The road of tunnels was built in 1917, between February and December, in order to serve the Pasubio front. The great protagonists were the miners of the 33rd Company (later integrated with other teams), after its Commanding Officer, Lieutenat Zappa, was given the task of evaluating its feasibility.

The company was at the time involved in the fortification works on the crest of Monte Alba, not far from Bocchetta Campiglia where the road would have to start. It was the end of January, right in the middle of one of the coldest and snowiest winters of the century: on the Pasubio, rising before the eyes of the company, there were meters and meters of snow. The road would have to face the mountain, climbing up the rocky and apparently inaccessible  crests of the Bella Laita in order to arrive, following a route hidden to the enemy artillery, that went through Forni Alti and the Passo di Fontana d’Oro, reaching Porte del Pasubio. At the start there was no plan, just a vague indication, because “given the rocky and jagged nature of the terrain, of which no surveys or maps existed, it wasn’t possible to pre-emptively establish a route”.

Zappa accepted the task and – Lieutanant Cassina wrote – “he decide to proceed upward little by little and also to build a trail at the same time, rising up ahead of the road in order to study the later layout. The main objective we had, – Cassina continues -, was that of reaching the crest of the rocky mountainside that was rising dramatically in front of Bocchetta Campiglia. Then we would have decided how to proceed. In fact we knew we had to reach Forni Alti and the Passo di Fontana d’Oro, but we didn’t have the slightest idea of how to reach it, because the Bella Laita, which we had to cross, was inaccessible.”

And so begins the epic of the road construction. It will require a profound involvement of all those involved, but especially of the officers. For them it will be a mission, and an adventure of doing, of risking, of being young. This is felt on every page of Lieutenant Cassina’s “memories”, written at the end of the war, and that constitute del thread holding the exhibition together. The sense of something unknown, of exploration, of questioning the mountain in order to find a way through, the challenge of having to find a solution time after time, in order to force that same mountain with a road. Bu also the proud awareness of having become in time a team, that was able to give itself a strong work method, founded on the division and sharing of tasks.

When in April, with the Pasubio still covered in snow, Lieutenant Zappa received  the order of transfer to another post, the road had already arrived at the height of the thirteenth tunnel: at its exit, on an overhanging cliff, the arrival station of the manual cableway had been planted. At the same time the exploration trail had arrived even higher, right under the mountain wall inside of which the nineteenth and twentieth spiral-shaped tunnels would rise, the longest and riskiest ones: right on the side the advanced base camp was, in the meantime, being set up.

Cassina will write: “The master was leaving but at that point we had become somewhat expert; the road had seduced us and had seduced the NCOs and soldiers as well. I still remember with intense emotion the commitment taken officially by us soldiers, gathered in the mess hall of Bocchetta Campigli the night after Zappa’s departure. We didn’t know who would be sent to replace him and we were scared of being distracted from our construction.”
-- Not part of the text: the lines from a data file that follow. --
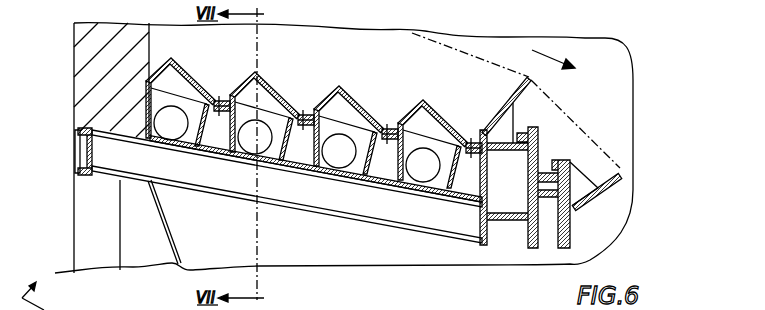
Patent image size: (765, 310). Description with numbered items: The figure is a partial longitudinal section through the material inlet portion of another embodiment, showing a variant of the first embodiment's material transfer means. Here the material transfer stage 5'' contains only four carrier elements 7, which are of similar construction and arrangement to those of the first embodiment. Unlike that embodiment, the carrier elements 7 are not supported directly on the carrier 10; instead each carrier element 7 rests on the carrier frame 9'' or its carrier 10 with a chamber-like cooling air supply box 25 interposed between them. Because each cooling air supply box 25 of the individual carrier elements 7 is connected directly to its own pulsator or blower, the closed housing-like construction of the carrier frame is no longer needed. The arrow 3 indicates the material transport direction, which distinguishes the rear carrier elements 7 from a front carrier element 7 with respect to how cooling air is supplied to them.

The arrow 3 is at (550, 58).
The material transfer stage 5'' is at (491, 128).
The carrier elements 7 is at (188, 78).
The carrier frame 9'' is at (62, 175).
The carrier 10 is at (173, 173).
The cooling air supply box 25 is at (158, 97).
Captain Picone will be the one to substitute Lieutenant Zappa and to complete the road, with the same amount of passion and energy.

The road is 6300 meters long: 2300 meters are of tunnels, the rest are dug out of the rock on the hillside. It starts at 1216 mt of altitude and finishes at 1928 mt, for a total difference in altitude, counting the ups and downs of the first section,  of  784 meters. It is considered a masterpiece of war engineering.

Its construction, which started on the 29th of January with a first platoon of twenty men, ended up employing, once the snow melted and summer began, six hundred men. Forty compressed air drills were then in use whose distribution, thorough a net of big tubes, coming from the central point of distribution, built at the foot of the mountain, covered the whole trail.

In the ten months of work the 33rd Company suffered four casualties.